Wood Green Underground station, north London. Image: Getty.

On 14 May, hours before London’s transport authority ran out of money, the British government agreed to a financial rescue package. Many details of that bailout – its size, the fact it was roughly two-thirds cash and one-third loan, many conditions attached – have been known about for weeks. 

But the information was filtered through spokespeople, because the exact terms of the deal had not been published. This was clearly a source of frustration for London’s mayor Sadiq Khan, who stood to take the political heat for some of the ensuing cuts (to free travel for the old or young, say), but had no way of backing up his contention that the British government made him do it.

That changed Tuesday when Transport for London published this month's board papers, which include a copy of the letter in which transport secretary Grant Shapps sets out the exact terms of the bailout deal. You can read the whole thing here, if you’re so minded, but here are the three big things revealed in the new disclosure.

Firstly, there’s some flexibility in the size of the deal. The bailout was reported to be worth £1.6 billion, significantly less than the £1.9 billion that TfL wanted. In his letter, Shapps spells it out: “To the extent that the actual funding shortfall is greater or lesser than £1.6bn then the amount of Extraordinary Grant and TfL borrowing will increase pro rata, up to a maximum of £1.9bn in aggregate or reduce pro rata accordingly”. 

To put that in English, London’s transport network will not be grinding to a halt because the government didn’t believe TfL about how much money it would need. Up to a point, the money will be available without further negotiations.

The second big takeaway from these board papers is that negotiations will be going on anyway. This bail out is meant to keep TfL rolling until 17 October; but because the agency gets around three-quarters of its revenues from fares, and because the pandemic means fares are likely to be depressed for the foreseeable future, it’s not clear what is meant to happen after that. Social distancing, the board papers note, means that the network will only be able to handle 13 to 20% of normal passenger numbers, even when every service is running.

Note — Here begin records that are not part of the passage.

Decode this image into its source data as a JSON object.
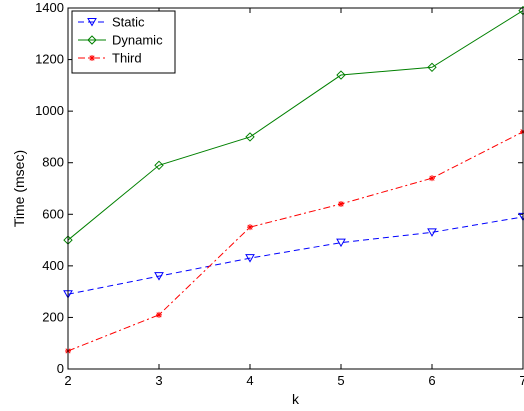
{
  "chart_data": {
    "type": "line",
    "x": [
      2,
      3,
      4,
      5,
      6,
      7
    ],
    "xlim": [
      2,
      7
    ],
    "ylim": [
      0,
      1400
    ],
    "xticks": [
      "2",
      "3",
      "4",
      "5",
      "6",
      "7"
    ],
    "yticks": [
      "0",
      "200",
      "400",
      "600",
      "800",
      "1000",
      "1200",
      "1400"
    ],
    "xlabel": "k",
    "ylabel": "Time (msec)",
    "grid": false,
    "legend_position": "top-left",
    "series": [
      {
        "name": "Static",
        "values": [
          290,
          360,
          430,
          490,
          530,
          590
        ],
        "color": "#0000ff",
        "dash": "dashed",
        "marker": "triangle-down"
      },
      {
        "name": "Dynamic",
        "values": [
          500,
          790,
          900,
          1140,
          1170,
          1390
        ],
        "color": "#008000",
        "dash": "solid",
        "marker": "diamond"
      },
      {
        "name": "Third",
        "values": [
          70,
          210,
          550,
          640,
          740,
          920
        ],
        "color": "#ff0000",
        "dash": "dashdot",
        "marker": "star"
      }
    ]
  }
}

Shapps’ letter doesn’t answer this question, but it does at least give a sense of when an answer may be forthcoming. It promises “an immediate and broad ranging government-led review of TfL’s future financial position and future financial structure”, which will publish detailed recommendations by the end of August. That will take in fares, operating efficiencies, capital expenditure, “the current fiscal devolution arrangements” – basically, everything. 

The third thing we leaned from that letter is that, to the first approximation, every change to London’s transport policy that is now being rushed through was an explicit condition of this deal. Segregated cycle lanes, pavement extensions and road closures? All in there. So are the suspension of free travel for people under 18, or free peak-hours travel for those over 60. So are increases in the level of the congestion charge.

Many of these changes may be unpopular, but we now know they are not being embraced by London’s mayor entirely on their own merit: They’re being pushed by the Department of Transport as a condition of receiving the bailout. No wonder Khan was miffed that the latter hadn’t been published.